While all councillors agreed that children's safety should be a first priority, there was debate about whether a curfew would contribute to safety.

"The children that are out late at night almost universally are better off on the streets, than in more dangerous situations at home, which is very unfortunate," said Coun. Kyle Sheppard.

He "vehemently" opposes a curfew, saying he believed a curfew violated the freedom of peaceful assembly enshrined in the Canadian Charter of Rights and Freedoms.  

The children that are out late at night almost universally are better off on the streets.- Coun. Kyle Sheppard

"If one was imposed by this council, I myself would engage the Canadian Civil Liberties Union and would fight that decision in court. I am not in favour of a curfew," Sheppard said.

Rochon said a curfew would help RCMP and peace officers and counsellors do their jobs.

"My feeling is that if they're not safe at home, then people need to be doing their jobs, like social workers and different people, and things need to be reported, but we can't just let children run around at 2 o'clock in the morning in minus-40 weather," Rochon said.

"I've only heard from a few people from another community that has it, and they said that they really like it, but that's just very few."

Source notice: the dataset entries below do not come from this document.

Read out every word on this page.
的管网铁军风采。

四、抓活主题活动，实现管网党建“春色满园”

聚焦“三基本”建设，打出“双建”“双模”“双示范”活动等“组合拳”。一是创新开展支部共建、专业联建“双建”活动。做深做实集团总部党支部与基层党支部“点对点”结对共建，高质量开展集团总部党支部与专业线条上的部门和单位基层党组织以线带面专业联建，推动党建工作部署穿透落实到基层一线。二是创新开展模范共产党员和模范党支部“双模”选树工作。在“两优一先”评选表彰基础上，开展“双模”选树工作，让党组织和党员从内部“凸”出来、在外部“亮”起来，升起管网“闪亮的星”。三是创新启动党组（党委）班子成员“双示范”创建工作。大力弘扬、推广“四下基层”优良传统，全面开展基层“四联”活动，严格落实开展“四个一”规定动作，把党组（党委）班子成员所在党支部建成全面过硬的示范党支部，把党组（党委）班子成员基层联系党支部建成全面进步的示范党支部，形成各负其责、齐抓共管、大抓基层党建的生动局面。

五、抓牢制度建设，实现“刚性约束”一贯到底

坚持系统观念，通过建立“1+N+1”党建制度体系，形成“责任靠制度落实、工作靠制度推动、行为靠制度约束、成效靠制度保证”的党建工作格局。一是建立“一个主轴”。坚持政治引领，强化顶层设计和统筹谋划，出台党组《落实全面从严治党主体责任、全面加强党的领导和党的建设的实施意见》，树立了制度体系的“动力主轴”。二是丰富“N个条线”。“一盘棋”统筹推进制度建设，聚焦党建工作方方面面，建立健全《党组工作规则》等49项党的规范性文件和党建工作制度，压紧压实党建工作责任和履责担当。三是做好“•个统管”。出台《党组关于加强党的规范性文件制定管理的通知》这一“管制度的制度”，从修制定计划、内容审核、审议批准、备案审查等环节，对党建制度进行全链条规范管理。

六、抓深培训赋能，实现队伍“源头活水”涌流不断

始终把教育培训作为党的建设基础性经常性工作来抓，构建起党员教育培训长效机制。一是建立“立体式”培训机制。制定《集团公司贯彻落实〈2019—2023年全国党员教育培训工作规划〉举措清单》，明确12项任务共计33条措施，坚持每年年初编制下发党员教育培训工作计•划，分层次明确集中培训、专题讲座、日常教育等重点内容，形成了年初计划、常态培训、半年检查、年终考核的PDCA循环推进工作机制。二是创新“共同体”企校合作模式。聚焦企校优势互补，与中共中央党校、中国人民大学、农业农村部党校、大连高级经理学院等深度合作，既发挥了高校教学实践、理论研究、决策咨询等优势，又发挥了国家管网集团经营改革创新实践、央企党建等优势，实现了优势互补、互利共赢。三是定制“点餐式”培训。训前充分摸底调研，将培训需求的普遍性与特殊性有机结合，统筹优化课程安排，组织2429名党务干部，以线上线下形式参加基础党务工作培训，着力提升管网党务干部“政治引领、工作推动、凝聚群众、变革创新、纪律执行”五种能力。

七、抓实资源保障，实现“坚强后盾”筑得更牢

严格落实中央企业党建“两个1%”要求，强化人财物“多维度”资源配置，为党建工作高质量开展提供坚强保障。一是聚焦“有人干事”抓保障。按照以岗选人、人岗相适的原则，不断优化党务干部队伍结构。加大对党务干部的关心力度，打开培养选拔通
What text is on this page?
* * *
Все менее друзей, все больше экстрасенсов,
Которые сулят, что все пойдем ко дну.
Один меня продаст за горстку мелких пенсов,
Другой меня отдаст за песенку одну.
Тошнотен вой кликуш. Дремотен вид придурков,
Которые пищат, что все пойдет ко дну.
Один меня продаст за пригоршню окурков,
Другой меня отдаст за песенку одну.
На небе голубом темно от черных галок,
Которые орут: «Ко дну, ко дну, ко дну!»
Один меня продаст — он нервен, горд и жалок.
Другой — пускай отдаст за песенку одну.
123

Deputy mayor Romeyn Stevenson said he would like to see public consultation before the discussion goes much further.

The city will reach out to other communities, through the Nunavut Association of Municipalities, to hear their experiences with curfews. It will also reach out to the RCMP, which will deliver a report on a curfew in the city to council.

The curfew will be discussed again in the new year.